After Bradley struggles with the need to take care of her brother all season, Leder says that at the end, “There are a lot of forces pushing Bradley to fully claim who she is and acknowledge her love for her brother.” This includes Alex, who Ehrin says acts out of genuine care when she advises Bradley to stop worrying about her own image and to use her platform to ask for help about her brother.
By the end of the season, Bradley has rubbed off on those around her, too, though — namely Cory. “In Season 1 he was in the catbird seat and he was trying to shoot down someone above him, and this year he’s at the top, and it’s a different type of job and it’s less fun for him; it’s more of a moral responsibility.
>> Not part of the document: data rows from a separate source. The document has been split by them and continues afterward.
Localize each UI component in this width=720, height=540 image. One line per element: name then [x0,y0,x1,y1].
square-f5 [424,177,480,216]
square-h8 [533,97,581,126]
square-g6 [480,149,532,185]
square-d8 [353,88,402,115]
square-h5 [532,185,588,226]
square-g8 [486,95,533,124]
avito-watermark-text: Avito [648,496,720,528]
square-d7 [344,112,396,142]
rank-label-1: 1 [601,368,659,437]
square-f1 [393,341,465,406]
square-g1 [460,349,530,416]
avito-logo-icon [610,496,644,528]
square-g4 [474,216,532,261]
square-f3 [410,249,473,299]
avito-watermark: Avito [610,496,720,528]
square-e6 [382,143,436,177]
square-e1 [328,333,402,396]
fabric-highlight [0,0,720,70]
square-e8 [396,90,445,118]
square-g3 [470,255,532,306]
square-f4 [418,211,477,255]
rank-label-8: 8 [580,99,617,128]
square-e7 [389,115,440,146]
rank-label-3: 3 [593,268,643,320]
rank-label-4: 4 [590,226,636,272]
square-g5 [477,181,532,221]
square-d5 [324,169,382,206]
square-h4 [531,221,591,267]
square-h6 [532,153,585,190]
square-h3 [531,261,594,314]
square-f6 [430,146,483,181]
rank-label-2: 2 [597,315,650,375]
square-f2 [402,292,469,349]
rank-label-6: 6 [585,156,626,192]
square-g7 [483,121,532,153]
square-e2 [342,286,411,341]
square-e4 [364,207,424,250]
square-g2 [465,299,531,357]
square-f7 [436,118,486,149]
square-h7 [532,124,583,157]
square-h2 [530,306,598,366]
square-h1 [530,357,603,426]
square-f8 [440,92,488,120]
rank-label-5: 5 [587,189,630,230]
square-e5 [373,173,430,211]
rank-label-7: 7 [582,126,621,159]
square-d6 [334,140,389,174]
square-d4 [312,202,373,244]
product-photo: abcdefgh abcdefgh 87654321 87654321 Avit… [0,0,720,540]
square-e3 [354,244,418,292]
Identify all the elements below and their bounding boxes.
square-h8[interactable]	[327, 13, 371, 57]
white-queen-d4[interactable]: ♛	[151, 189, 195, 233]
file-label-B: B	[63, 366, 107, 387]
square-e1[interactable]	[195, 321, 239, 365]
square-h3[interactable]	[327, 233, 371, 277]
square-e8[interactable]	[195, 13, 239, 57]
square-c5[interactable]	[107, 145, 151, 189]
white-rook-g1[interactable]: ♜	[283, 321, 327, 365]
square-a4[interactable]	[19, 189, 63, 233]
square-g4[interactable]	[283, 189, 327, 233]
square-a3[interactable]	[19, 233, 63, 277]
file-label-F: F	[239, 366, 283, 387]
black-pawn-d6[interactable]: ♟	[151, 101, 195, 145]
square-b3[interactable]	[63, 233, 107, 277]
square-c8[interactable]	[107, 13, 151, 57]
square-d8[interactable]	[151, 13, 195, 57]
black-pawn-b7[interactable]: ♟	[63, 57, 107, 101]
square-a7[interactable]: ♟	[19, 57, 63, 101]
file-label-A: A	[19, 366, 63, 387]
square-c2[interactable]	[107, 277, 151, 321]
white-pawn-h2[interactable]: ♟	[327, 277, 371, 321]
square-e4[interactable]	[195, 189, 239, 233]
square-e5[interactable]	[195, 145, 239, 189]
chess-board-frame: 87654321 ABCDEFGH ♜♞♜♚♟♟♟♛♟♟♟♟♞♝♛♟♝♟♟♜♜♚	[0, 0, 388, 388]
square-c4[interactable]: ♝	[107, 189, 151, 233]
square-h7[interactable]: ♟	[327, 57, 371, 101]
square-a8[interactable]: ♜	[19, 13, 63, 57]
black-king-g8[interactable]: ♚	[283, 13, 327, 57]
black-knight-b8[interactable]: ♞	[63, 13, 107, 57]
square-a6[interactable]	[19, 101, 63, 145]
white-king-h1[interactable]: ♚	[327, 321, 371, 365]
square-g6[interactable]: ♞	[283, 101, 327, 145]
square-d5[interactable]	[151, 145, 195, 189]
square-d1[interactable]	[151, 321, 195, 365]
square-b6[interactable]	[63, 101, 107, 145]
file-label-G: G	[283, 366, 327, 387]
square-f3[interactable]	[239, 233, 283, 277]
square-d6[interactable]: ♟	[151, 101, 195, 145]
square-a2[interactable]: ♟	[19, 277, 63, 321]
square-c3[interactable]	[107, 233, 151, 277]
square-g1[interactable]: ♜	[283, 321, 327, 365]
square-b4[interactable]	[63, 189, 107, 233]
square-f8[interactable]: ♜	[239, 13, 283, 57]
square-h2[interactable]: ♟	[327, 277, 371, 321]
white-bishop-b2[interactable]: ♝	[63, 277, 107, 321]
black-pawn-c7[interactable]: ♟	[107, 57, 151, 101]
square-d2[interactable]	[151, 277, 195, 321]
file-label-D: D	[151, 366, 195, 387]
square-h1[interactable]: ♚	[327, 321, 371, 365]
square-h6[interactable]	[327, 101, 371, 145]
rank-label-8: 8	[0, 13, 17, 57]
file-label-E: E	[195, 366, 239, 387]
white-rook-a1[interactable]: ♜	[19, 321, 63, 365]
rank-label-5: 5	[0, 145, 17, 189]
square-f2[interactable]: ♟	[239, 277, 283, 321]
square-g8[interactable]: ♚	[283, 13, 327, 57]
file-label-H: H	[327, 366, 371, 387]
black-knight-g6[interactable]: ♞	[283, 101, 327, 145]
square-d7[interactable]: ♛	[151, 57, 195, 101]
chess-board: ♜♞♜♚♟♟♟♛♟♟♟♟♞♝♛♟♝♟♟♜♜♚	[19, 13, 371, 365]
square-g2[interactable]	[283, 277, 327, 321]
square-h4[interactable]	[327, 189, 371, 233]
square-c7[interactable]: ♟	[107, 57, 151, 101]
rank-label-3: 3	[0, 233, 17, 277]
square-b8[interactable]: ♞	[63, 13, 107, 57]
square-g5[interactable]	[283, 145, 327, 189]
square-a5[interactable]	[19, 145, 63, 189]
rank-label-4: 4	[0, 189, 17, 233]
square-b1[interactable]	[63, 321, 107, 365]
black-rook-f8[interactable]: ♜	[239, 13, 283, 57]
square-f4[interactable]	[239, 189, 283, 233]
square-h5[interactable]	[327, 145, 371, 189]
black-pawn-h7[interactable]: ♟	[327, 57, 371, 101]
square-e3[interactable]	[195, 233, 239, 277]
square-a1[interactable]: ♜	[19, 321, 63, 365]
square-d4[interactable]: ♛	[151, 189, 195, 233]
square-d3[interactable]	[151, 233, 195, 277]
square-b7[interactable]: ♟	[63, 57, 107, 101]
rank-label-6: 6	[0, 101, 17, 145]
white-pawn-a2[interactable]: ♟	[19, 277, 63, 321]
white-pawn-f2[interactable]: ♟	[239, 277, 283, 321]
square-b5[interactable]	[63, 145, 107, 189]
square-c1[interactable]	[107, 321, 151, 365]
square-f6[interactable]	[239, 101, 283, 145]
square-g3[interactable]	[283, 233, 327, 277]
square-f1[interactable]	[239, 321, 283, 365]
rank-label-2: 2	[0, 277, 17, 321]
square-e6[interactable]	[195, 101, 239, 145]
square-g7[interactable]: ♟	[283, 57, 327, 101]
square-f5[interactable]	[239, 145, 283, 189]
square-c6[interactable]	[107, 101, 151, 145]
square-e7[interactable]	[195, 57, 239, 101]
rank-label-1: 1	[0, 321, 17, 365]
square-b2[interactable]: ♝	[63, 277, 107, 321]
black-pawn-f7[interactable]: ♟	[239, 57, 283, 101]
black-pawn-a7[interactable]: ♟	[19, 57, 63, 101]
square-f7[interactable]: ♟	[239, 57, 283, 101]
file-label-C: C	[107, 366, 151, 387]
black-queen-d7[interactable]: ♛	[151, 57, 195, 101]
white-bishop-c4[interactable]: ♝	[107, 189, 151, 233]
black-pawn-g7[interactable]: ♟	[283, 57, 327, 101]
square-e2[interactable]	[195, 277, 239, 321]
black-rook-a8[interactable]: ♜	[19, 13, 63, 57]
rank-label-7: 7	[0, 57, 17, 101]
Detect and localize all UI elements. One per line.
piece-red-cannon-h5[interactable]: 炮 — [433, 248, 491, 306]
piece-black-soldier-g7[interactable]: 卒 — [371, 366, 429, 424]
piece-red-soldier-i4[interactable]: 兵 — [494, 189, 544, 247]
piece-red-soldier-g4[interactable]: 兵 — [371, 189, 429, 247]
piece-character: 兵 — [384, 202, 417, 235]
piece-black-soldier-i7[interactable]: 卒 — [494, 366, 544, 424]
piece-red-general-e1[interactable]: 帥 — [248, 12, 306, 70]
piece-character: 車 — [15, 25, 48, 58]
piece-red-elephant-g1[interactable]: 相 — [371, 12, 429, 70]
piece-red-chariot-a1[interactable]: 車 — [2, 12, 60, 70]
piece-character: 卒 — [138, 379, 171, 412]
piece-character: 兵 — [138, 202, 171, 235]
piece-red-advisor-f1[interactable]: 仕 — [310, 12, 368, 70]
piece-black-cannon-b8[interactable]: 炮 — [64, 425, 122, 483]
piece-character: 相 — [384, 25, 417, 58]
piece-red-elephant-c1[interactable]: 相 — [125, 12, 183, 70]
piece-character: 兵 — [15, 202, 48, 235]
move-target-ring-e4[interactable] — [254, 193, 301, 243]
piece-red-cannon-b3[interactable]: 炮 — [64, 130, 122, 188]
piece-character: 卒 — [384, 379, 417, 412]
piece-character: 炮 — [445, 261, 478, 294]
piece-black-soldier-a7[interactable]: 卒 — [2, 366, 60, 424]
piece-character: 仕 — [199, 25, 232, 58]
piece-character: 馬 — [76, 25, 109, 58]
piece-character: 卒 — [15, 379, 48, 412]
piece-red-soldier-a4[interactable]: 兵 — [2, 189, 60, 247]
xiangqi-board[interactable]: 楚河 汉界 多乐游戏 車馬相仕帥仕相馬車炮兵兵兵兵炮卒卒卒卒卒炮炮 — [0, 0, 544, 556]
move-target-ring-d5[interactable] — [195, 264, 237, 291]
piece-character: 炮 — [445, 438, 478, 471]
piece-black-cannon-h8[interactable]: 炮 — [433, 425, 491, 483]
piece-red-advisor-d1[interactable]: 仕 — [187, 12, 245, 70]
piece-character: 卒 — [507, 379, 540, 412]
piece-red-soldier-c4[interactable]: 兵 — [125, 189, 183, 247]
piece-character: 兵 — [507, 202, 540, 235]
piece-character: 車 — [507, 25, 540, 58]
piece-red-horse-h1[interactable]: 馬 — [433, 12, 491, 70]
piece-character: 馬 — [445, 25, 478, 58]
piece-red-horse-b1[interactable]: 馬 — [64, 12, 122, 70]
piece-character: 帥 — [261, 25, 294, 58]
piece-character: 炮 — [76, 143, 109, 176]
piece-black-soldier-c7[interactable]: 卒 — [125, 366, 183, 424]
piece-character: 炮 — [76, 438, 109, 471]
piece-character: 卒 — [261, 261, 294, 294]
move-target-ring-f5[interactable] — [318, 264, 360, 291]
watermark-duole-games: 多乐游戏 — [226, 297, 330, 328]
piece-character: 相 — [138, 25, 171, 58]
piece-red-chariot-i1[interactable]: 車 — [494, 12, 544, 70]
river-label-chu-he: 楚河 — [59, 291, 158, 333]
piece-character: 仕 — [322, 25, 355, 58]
And also, Bradley has had an influence on him and he’s thinking a little bit more from his heart and his sense of morality,” says Ehrin.
This may be why he doesn’t immediately try to go against Paolo’s (Valeria Golino) wishes to try to get her documentary about Mitch ready for release — but Ehrin says that thread is left dangling on purpose because he still “wants to be successful.”
Some other things left to be resolved in a potential third season are what happens with Daniel (Desean Terry), who quit the show-within-the-show and was driving across the country to take his grandfather out of a care home; whether Stella (Greta Lee) will also leave because she hasn’t been able to enact change quickly enough within UBA; and if Laura (Julianna Margulies) riding out the pandemic in Montana will lead to the end of her relationship with Bradley. But one thing that Ehrin explicitly states she does not want the show to do in the future is depict how the U.S. handled COVID long-term.
“I wanted to make it feel like it was very much here, it was happening, it was quick,” says Ehrin of the Season 2 finale, but moving forward she thinks it should be about “moving past it to the other side.”
“Part of it is just practical. COVID just separates people and everyone has something on their face,” she continues. “It was funny, when they first came to me about rewriting the season and putting COVID in it, my initial feeling was, ‘Why are we going to want to watch anything about COVID in a year?’ This was the way I thought I could talk about it but it doesn’t have to be front and center constantly; it created a nice shape for the season.”